A group of 11 researchers and IRB professionals, most of them affiliated with the University of California, San Diego, report on a brainstorming session from early 2015. They argue that readable consent forms, expert review, a less punitive system, and more exemptions would better serve researchers and participants. While they present their ideas as “a human research protections system that is responsive to 21st century science,” the measures they propose are equally valid for research as it has been practiced for decades.
[Cinnamon Bloss et al., “Reimagining Human Research Protections for 21st Century Science,” Journal of Medical Internet Research 18, no. 12 (2016): e329, doi:10.2196/jmir.6634.]
The team presents its proposals under five headings, but I see the second and fifth as similar in intent.
- Redesigning the Consent Form and Process
There’s broad consensus that written consent forms often fail to give prospective research participants the information they need to make a good decision. The UCSD team proposes consent forms based on Creative Commons licenses (like the one used by this blog). “Research studies,” they explain, “could create three consent forms: one that contains all the legalese and scientific exposition; one in plain English that presents the facts; and a third that is simplified even further and presents risks in bullet point format.”
- Empowering Researchers to Protect Participants
Though the authors call for “empowering researchers,” really they are calling for expert peer review:
Researchers intending to engage in human-participant research could produce a document that lays out plans and risks of the research. They could then offer those documents, along with an outline of the proposed consent process, for review by their peers. Peers would be researchers in the field of relevance for the research. These documents could be posted on the Web in the same way clinical trials are registered; not to get approval but to create a public record of the research …
Using [a] Web-based resource, within a few hours, researchers posing questions such as “How do I ensure that I won’t cause harm by asking this interview or survey question?” would receive answers from researchers who have been rated in terms of experience and expertise in human research protections. Elements of the plans could ultimately become like “protection modules” that could be swapped in and out of consent forms and research protocols, drawing attention to highly ranked modules.
- Reinforcement and Learning From Experience
Like Greg Koski, the San Diego team sees the aviation safety system as a promising model. To encourage the sharing of important information, that system relies on more transparency, and less punishment for non-compliance.
Pilots who have a “bad” landing or make another safety-related error who self-report their mistake are spared from punishment, but those who do not report it themselves are penalized if someone elects to report. Analogously, as an alternative to an IRB, in this system, researchers who create a protocol they believe to be safe, who then observe a harm during the research and who report that harm to their university or institution, present an opportunity for the research institution and community to learn how to prevent future harm.
- Increasing Efficiency of the Institutional Review Board
The authors call for several measures to track and ultimately reduce the costs of IRB review. Of particular concern to this blog is their suggestion that IRBs “use the ‘exempt’ category to a greater degree, as it was intended. The exempt category is frequently appropriate for the vast majority of social and behavioral science studies, yet it is underused, which leads to delays in review and approval and, thus, wasted resources.”
- Review of Research That Leverages Technological Advances
The authors claim that new technologies, such as “mobile, visual imaging, pervasive sensing, and geolocation tracking technologies present new ethical and regulatory challenges,” and suggest that “virtual network composed of researchers, technologists, and bioinformatics experts may prove to be a workable solution to augment or replace the traditional IRB review process resulting in an informed and meaningful human protections review of 21st century science.” This sounds a lot like their second recommendation.
These aren’t new problems
Like Metcalf and Crawford, the San Diego authors implausibly suggest that today’s IRB structure once made sense, but has been overtaken by events.

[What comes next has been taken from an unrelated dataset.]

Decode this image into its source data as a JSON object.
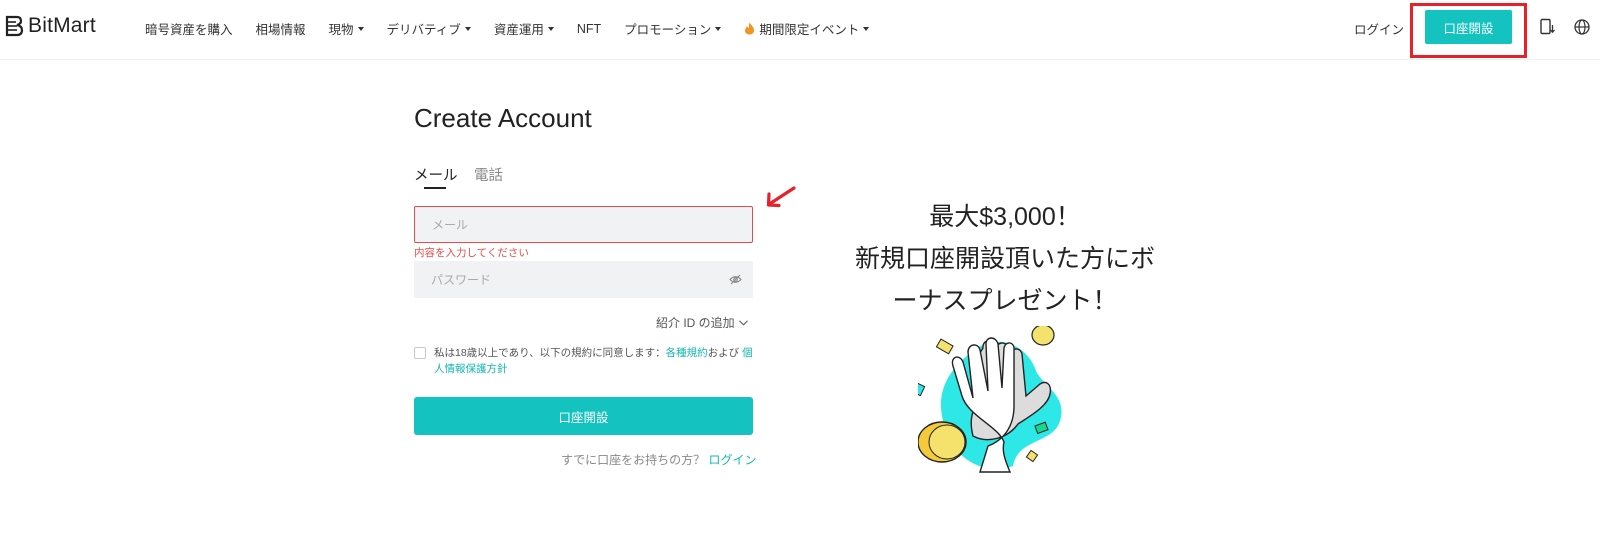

While IRBs have helped address this critical need, the IRB system has not kept pace with the evolution of research methods and practices or current and emerging trends in science and technology. The fact that the system has become antiquated calls into question whether the IRB continues to foster the protection of human research participants per the principles originally put forth in the Belmont Report. New forms of research enabled by technological advances in information technology and data science appear to be particularly challenging to IRBs, yet clear standards to guide best practices are not well established.
In fact, most of the problems they raise are not unique to “21st century science.” IRBs have wasted resources meddling with social science wasteful and inappropriate regulation of social science research since the 1960s. In the 1970s, the National Commission for the Protection of Human Subjects of Biomedical and Behavioral Research discussed participants’ struggle to understand consent forms and the need to get expert judgment to understand the risks of specific methods. The exemptions which the authors want to see applied date to 1981. Punishing researchers, rather than encouraging them to learn from mistakes, has been a bad idea from the start.
The authors are thus wrong to suggest that these problems arose with cellphones and social media. It is not that the IRB system has become antiquated; rather, it never scaled up well from its small start in the 1960s. The reforms suggested here would have been as useful half a century ago.